Table ronde – vendredi 10 juin 2016 – Gaîté Lyrique
« Le design participatif : une inspiration pour l’entrepreneuriat social »
Les technologies numériques offrent de telles possibilités que l’on finirait par se prendre parfois pour le capitaine des Shadocks qui demande à ses marins de prendre l’eau à l’arrière du bateau pour la mettre devant.
Certains peuvent croire que le numérique permet l’avènement d’un capitalisme sans friction, où la main invisible d’Adam Smith est contrôlée par des algorithmes du big data. D’autres, qu’il annonce la fin du capitalisme et l’avènement du socialisme. Dans bien des cas, cela revient à voir la fin de tout débat sur des projets de société en se contentant d’un consensus sur les moyens techniques. Abordé dans cette vision idéologique positiviste, limite scientiste du futur, le design peut être pris par la folie des grandeurs et être le support esthétique d’une vision totalisante de la société où le libre arbitre de l’individu n’a pas sa place, en mettant en œuvre ce que le PDG de Sun Microsystem, Scott McNealy, disait déjà en 1999 : « you have zero privacy anyway.
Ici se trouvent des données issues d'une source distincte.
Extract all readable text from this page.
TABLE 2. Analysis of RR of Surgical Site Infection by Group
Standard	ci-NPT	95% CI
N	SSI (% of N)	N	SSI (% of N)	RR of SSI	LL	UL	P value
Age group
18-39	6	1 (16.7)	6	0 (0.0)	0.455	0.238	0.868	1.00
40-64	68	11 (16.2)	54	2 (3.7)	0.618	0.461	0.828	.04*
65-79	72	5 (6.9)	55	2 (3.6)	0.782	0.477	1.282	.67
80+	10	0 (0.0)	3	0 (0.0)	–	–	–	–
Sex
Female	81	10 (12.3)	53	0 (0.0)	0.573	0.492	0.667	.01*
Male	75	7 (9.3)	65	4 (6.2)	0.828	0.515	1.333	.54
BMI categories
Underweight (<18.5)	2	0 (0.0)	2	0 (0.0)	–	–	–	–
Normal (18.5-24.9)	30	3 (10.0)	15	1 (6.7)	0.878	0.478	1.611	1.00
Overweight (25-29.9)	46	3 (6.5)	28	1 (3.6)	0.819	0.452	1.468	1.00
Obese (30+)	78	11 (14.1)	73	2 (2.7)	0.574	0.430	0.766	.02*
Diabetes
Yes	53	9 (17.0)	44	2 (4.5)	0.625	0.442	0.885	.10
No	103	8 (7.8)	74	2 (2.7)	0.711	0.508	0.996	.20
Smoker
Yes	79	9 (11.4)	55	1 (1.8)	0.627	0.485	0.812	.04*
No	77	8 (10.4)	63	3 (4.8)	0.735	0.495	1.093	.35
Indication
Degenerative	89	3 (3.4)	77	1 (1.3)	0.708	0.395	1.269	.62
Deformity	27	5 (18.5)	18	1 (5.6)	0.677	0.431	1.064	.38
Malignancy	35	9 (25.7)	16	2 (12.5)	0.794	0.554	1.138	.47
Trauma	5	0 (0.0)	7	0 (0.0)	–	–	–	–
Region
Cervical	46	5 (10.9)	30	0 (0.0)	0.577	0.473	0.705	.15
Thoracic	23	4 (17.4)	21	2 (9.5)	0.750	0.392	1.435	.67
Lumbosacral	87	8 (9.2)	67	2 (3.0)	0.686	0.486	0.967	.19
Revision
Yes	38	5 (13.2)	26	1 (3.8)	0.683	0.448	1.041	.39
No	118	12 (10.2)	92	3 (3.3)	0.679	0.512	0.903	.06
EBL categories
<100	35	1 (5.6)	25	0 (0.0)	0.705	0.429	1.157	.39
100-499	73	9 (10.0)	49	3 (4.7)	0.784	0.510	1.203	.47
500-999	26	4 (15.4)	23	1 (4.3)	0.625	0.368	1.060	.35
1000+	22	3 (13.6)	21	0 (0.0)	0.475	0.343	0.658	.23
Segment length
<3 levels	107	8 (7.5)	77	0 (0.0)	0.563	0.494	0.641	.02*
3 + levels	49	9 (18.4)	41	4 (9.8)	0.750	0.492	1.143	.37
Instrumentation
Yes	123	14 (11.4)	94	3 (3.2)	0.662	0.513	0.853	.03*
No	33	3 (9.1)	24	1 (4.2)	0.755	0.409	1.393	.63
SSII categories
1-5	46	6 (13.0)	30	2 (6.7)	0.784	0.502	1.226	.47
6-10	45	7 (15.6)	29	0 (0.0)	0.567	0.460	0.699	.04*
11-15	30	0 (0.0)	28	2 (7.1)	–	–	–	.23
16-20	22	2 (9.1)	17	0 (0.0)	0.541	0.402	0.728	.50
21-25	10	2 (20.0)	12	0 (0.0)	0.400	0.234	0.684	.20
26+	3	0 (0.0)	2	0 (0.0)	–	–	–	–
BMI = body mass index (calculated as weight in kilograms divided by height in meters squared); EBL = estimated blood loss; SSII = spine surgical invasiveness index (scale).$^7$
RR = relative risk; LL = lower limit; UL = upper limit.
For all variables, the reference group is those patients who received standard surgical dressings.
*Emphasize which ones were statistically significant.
Get over it » (« vous n’avez plus de vie privée, il faut tourner la page »).
Entre ces deux visions fantasmées du futur, il y a aujourd’hui les réalités des crues de la seine, du mal logement qui concerne plus d’un million de franciliens, les questions liées à l’alimentation, à la pollution atmosphérique, au réchauffement du climat, aux flux migratoires, au chômage et à la précarité.
Et c’est aussi et précisément dans ces réalités là que s’inventent, avec les moyens du bord, des solutions concrètes portées par des citoyennes et des citoyens qui prennent leur responsabilité en agissant sans attendre les lendemains qui chantent, sans faire table rase du passé, ni focaliser l’attention sur les résultats d’un futur outil miracle au point de ne plus voir ce qui est vraiment à l’ouvrage ici et maintenant.
Le bénéfice concret de ces technologies est de renforcer des coopérations, de permettre précisément la construction d’un design participatif qui contribue à dessiner les perspectives d’une économie de proximité à grande échelle. Une perspective positive de l’avenir où le travail et les savoir faire ne sont pas systématiquement la variable d’ajustement de tout projet de développement, où l’artisanat peut être porteur d’une vision de l’économie de proximité et de qualité qui s’adresse à toute la société.
Pour que le design soit participatif, encore faut-il donc partir du réel, des préoccupations concrètes de la vie quotidienne (logement, travail, déplacement, alimentation, santé…), de la perspective d’un citoyen qui ne peut passer sa vie dans une société de loisirs les yeux rivés sur un écran, ni sur les pentes (glissantes !) des futures pistes de ski dont veut se doter sa ville, de la vision d’un citoyen producteur de biens et de services d’intérêt général.
Et ce qui vaut pour le design vaut également pour l’entrepreneuriat social où certains acteurs sont encore persuadés que l’auto-régulation des marchés va résoudre le problème de la pauvreté, à grand renfort de technologies et de normes.
Ces interrogations et ces perspectives ont conduit l’association Minga à travailler la question d’un design participatif, dans le cadre du programme européen dénommé CHIC (Cultural Hibridization In Commun) , pour mieux penser l’articulation entre les métiers et les technologies du numérique.
Ce sont également les enjeux abyssaux soulevés brutalement et sans débat public par le bigdata sur les libertés individuelles et collectives, les solidarités et la démocratie, qui nous ont conduit à organiser, avec la coopérative libre informatique, le séminaire « Big data, big brother, big problèmes ? » le 15 et 16 septembre à Paris.